Ticino

‘In Ticino il dumping salariale è una realtà che deve essere affrontata con decisione’

Il Partito socialista si schiera a favore dell'iniziativa popolare dell'Mps e, dati alla mano, mostra la situazione lavorativa in Ticino

Parola ora al Gran Consiglio
(Ti-Press)
5 novembre 2025
|

Un rapporto di minoranza di 33 pagine per affermare che il mercato del lavoro ticinese è fortemente in difficoltà. Ecco quindi che secondo chi ha redatto il rapporto, il copresidente del Partito socialista Fabrizio Sirica, l’iniziativa popolare ‘Rispetto per i diritti di chi lavora! Combattiamo il dumping salariale e sociale!’ presentata nel 2019 dal Movimento per il socialismo (Mps) deve essere approvata. “Tra il 2010 e il 2022 i salari in Ticino sono praticamente fermi: +3,9% in tredici anni, contro una crescita media svizzera del 9,2%. In ventuno rami economici i salari sono addirittura diminuiti in valore assoluto. È un dato che parla da sé: il Ticino è l’unica grande regione dove lavorare non garantisce più un reddito dignitoso. Tutto ciò mentre sono esplosi i costi dell’affitto e della cassa malati”, scrive il Ps invitando ad approvare l’iniziativa parlamentare dell’Mps. Iniziativa parlamentare che chiede alcuni precisi interventi: la notifica obbligatoria dei contratti di lavoro, una banca dati digitale dei salari per rendere trasparente la realtà delle retribuzioni, e un ispettorato potenziato, con una sezione dedicata alle discriminazioni di genere. Misure che hanno un costo quantificato in diversi milioni di franchi. Per Sirica si tratta però “di una spessa necessaria e di un investimento per tutelare il nostro mercato del lavoro”.

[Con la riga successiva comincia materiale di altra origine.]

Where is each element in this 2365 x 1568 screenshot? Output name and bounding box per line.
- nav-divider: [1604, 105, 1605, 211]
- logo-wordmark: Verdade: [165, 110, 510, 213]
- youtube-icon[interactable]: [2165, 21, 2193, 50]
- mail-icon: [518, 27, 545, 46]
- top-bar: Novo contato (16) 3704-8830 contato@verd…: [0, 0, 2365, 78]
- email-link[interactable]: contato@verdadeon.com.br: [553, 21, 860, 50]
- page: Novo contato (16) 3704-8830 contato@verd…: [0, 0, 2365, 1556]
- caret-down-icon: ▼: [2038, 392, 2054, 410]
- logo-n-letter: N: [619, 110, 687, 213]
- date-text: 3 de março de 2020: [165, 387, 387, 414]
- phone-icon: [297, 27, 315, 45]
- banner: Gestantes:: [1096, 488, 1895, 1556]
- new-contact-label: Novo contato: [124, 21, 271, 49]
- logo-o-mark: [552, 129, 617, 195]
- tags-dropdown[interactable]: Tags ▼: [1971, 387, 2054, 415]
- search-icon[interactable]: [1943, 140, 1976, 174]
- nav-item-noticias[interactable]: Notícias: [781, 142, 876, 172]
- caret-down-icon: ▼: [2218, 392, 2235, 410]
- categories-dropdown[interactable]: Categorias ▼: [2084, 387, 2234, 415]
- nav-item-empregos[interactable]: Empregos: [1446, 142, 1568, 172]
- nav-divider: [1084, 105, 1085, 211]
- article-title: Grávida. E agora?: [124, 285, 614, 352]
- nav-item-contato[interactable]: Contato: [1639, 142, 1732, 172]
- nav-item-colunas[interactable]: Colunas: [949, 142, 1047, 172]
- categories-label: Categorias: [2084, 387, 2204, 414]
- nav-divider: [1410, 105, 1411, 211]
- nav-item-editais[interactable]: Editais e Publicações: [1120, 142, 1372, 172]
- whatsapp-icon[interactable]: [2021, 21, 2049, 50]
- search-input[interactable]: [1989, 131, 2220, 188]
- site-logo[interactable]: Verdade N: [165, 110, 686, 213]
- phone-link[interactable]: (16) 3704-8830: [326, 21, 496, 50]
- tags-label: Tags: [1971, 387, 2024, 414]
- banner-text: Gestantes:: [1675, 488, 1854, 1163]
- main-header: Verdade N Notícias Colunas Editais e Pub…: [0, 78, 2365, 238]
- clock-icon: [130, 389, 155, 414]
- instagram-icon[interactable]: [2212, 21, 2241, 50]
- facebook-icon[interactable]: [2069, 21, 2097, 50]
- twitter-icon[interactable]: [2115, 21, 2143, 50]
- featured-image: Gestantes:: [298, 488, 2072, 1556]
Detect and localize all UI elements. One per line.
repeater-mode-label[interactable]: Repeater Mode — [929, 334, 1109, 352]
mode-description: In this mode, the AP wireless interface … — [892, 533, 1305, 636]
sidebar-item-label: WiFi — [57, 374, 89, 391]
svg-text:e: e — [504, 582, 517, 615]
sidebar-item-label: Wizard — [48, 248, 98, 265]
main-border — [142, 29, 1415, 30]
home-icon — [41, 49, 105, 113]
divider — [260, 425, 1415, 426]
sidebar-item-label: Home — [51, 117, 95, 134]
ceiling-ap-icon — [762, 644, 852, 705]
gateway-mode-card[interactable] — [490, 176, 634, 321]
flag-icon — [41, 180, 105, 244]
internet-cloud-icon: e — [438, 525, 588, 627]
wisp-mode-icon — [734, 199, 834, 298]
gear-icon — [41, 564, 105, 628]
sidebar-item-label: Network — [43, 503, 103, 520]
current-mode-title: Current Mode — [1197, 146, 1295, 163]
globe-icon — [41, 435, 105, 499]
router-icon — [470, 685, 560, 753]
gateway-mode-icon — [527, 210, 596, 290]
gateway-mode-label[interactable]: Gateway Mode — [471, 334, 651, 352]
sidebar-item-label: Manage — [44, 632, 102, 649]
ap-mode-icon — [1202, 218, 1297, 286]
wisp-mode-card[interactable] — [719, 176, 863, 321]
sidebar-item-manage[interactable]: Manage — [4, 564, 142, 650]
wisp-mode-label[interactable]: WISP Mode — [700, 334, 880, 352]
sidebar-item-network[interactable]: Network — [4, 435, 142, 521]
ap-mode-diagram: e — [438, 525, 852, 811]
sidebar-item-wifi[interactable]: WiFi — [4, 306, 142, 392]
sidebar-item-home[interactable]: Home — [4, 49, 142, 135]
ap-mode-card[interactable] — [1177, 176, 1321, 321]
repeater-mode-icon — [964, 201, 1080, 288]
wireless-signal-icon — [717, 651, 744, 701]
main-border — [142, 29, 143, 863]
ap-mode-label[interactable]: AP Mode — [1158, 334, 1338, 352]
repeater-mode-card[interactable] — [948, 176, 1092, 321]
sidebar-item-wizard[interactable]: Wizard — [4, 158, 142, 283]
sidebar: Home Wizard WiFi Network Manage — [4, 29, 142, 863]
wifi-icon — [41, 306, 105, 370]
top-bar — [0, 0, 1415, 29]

Per socialisti e Mps a essere fragile è tutto il sistema: “Dal 1998 al 2022 le ore lavorate in forma precaria sono aumentate del 638%. Dal 45% i lavoratori frontalieri sono diventati l’88% in questa categoria, sintomo di come il padronato ha sfruttato la possibilità di avere salari più bassi e condizioni precarie per sostituire i residenti. Oggi quasi un terzo della forza lavoro in Ticino è frontaliera. Si tratta di una percentuale cinque volte superiore alla media svizzera e raddoppiata dal 2005 (35'748) al 2023 (79’757). In molti settori – conclude il Ps in una nota – i salari vengono calibrati su questa concorrenza al ribasso”.

E tutto si lega: “La questione salariale è il nodo da cui dipendono aspetti fondamentali e strutturali: la perdita del potere d’acquisto, le difficoltà delle finanze pubbliche e perfino l’impoverimento demografico. I salari stagnano, mentre le spese crescono; e la socialità finisce spesso per sostituire la parte di salario che il datore di lavoro non versa, scaricando sulla collettività la propria avidità”.